Canada's mining industry will invest as much as $140 billion in this country over the next five years, and almost 50% of it will be in Alberta. The province will grow thanks to 12 mining projects proposed for development by 2016 with combined...



Canada’s mining industry will invest as much as $140 billion in this country over the next five years, and almost 50% of it will be in Alberta. The province will grow thanks to 12 mining projects proposed for development by 2016 with combined costs of $67.7 billion.

That was the message Mining Association of Canada (MAC) president and CEO Pierre Gratton told his audience at the recent Edmonton Economic Development‘s 2012 Economic Outlook Luncheon.

“There is tremendous opportunity facing the Canadian mining industry – an opportunity not seen in several generations,” Gratton said. “Multi-billion dollar investments are planned in both new and existing projects in virtually every province and territory of Canada, bringing significant economic benefits, and Alberta is set to be a major player.”
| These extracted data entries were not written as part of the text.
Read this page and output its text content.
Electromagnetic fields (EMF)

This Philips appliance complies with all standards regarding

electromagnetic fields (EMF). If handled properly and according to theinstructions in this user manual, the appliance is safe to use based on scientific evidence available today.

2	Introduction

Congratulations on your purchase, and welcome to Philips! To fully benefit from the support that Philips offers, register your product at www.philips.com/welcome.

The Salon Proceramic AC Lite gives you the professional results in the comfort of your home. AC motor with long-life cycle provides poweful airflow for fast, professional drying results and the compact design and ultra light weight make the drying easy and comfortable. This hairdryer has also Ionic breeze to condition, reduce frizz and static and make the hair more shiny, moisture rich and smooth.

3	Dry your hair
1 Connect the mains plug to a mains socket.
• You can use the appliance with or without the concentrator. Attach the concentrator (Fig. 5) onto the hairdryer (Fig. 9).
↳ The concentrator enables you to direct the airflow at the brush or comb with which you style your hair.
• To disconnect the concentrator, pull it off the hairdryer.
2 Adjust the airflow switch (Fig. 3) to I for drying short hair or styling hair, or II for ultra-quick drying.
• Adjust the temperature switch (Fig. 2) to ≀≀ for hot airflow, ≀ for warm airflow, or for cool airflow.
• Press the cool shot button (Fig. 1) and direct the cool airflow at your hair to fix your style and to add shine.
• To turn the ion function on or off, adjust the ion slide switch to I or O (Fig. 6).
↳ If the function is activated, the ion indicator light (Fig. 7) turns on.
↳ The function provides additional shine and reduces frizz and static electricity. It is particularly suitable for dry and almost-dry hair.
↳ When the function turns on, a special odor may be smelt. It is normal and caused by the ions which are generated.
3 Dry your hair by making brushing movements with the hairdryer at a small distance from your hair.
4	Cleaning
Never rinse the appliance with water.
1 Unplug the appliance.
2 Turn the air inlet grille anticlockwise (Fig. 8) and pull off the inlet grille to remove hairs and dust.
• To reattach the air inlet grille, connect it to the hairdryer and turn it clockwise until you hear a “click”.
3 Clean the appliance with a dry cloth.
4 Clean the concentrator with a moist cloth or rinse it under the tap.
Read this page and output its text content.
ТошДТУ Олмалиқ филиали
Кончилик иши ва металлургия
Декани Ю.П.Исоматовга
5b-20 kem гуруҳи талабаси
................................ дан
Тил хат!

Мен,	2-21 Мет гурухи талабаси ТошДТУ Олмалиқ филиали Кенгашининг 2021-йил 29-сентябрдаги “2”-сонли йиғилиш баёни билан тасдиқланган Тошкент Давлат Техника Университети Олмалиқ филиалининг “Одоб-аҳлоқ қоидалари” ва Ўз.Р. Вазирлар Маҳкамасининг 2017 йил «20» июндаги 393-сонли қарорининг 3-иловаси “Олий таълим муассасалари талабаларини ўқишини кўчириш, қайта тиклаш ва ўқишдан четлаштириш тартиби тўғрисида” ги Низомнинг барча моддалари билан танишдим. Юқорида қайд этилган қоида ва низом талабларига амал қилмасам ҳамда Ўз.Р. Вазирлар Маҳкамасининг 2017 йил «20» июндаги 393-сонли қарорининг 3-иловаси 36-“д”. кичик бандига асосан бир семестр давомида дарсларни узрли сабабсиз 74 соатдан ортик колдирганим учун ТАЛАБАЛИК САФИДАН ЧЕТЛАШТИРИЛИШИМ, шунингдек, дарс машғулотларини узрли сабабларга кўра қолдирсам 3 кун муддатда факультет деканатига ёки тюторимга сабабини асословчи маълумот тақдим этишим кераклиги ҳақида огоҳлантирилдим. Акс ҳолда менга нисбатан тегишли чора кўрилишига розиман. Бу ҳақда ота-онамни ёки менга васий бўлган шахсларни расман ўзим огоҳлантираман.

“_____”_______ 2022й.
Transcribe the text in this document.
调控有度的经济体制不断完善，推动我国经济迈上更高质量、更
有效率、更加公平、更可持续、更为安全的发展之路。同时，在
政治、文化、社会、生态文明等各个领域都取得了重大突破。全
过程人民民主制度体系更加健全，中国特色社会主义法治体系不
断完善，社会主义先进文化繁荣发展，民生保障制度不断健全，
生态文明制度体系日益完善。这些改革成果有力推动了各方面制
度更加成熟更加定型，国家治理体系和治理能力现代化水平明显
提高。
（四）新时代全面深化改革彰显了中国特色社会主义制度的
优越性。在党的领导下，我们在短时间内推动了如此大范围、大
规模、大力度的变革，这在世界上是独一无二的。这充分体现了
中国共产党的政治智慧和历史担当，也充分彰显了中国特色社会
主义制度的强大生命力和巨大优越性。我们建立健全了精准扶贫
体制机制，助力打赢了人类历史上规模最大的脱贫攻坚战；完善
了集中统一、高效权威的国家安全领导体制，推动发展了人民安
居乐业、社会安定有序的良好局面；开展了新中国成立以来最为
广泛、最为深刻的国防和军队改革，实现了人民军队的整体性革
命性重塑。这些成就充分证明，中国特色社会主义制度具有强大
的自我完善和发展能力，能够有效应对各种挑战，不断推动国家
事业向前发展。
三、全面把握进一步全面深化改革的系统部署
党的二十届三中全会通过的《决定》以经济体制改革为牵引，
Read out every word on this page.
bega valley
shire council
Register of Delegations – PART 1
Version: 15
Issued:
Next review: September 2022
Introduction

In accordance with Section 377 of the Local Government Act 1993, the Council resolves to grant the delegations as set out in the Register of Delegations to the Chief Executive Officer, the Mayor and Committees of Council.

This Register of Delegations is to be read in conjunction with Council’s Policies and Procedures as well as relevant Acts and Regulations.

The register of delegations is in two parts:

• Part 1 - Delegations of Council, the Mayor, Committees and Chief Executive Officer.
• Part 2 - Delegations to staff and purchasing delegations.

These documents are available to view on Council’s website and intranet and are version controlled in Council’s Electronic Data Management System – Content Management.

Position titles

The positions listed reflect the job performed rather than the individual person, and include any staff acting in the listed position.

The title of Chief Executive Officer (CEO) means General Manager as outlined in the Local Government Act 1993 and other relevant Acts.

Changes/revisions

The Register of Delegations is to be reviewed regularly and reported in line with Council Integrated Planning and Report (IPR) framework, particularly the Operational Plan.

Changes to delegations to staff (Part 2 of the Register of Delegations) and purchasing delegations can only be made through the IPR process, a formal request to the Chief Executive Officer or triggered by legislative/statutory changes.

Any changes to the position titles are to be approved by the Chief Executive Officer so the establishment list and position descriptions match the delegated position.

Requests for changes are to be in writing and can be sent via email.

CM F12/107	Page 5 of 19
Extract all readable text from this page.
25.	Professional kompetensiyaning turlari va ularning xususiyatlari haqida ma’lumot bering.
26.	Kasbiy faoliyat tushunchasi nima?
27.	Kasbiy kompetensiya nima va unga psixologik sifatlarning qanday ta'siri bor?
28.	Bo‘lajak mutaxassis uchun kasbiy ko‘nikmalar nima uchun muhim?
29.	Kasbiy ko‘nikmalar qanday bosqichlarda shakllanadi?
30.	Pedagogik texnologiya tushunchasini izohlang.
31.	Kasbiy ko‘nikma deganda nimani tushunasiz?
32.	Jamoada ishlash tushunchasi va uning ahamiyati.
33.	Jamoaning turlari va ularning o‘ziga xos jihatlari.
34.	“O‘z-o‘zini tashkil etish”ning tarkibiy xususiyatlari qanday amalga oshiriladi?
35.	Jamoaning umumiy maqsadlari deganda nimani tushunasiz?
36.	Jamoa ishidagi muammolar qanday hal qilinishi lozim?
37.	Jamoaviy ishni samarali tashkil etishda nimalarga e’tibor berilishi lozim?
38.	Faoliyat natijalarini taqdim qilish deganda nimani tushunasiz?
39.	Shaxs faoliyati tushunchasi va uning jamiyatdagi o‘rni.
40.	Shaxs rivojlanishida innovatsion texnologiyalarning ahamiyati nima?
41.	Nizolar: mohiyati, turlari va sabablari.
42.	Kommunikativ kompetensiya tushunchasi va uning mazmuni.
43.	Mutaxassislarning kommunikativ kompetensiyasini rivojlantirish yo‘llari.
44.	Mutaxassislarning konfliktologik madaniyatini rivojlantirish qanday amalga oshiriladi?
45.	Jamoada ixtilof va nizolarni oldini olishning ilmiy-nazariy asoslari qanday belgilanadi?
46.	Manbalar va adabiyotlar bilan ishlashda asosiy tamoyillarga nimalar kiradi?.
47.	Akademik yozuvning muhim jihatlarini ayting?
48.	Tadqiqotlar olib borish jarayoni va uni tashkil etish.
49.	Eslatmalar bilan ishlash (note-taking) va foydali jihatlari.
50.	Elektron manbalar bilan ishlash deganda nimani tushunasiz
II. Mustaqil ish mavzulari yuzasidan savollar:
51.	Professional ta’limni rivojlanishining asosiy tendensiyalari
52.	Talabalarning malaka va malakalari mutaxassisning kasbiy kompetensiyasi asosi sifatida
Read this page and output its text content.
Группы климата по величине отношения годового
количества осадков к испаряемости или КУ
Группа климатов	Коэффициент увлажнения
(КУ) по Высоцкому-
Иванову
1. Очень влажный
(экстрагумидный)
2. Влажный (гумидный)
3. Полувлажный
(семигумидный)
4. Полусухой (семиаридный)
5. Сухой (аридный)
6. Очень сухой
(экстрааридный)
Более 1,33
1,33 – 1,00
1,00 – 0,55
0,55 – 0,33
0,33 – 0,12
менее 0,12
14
The $67.7 billion will be invested primarily in the oil, gas and oil sands development that Alberta is most known for, however significant investment is also anticipated in coal, limestone, salt, shale, dimension stone, ammonite shell, sandstone and sand and gravel.

“Alberta’s oil sands have the third-largest proven crude oil reserve in the world and, with new projects being added every year, production increases are expected through to 2018,” says Gratton. “The province also accounts for 70% of our nation’s coal production, by weight.”

Large capital investments provide benefits by generating provincial taxes and royalties, employment and economic spin-off service and supplier benefits. MAC provided the following statistics: Alberta royalties and mining tax revenues from oil sands and coal alone (not including corporate and personal income taxes) grew by roughly 16% between 2009 and 2010. Currently more than 140,000 Albertans are employed directly by the mining industry, and that figure is expected to increase over the next 10 years. As well, oil sands mining jobs traditionally are more stable than employment in conventional oil and gas production, which can further help buffer the province from commodity cycle fluctuations. Alberta is also home to more than 540 mining industry suppliers, the third-largest number in Canada, providing services ranging from environmental, engineering and geotechnical consulting to drilling equipment.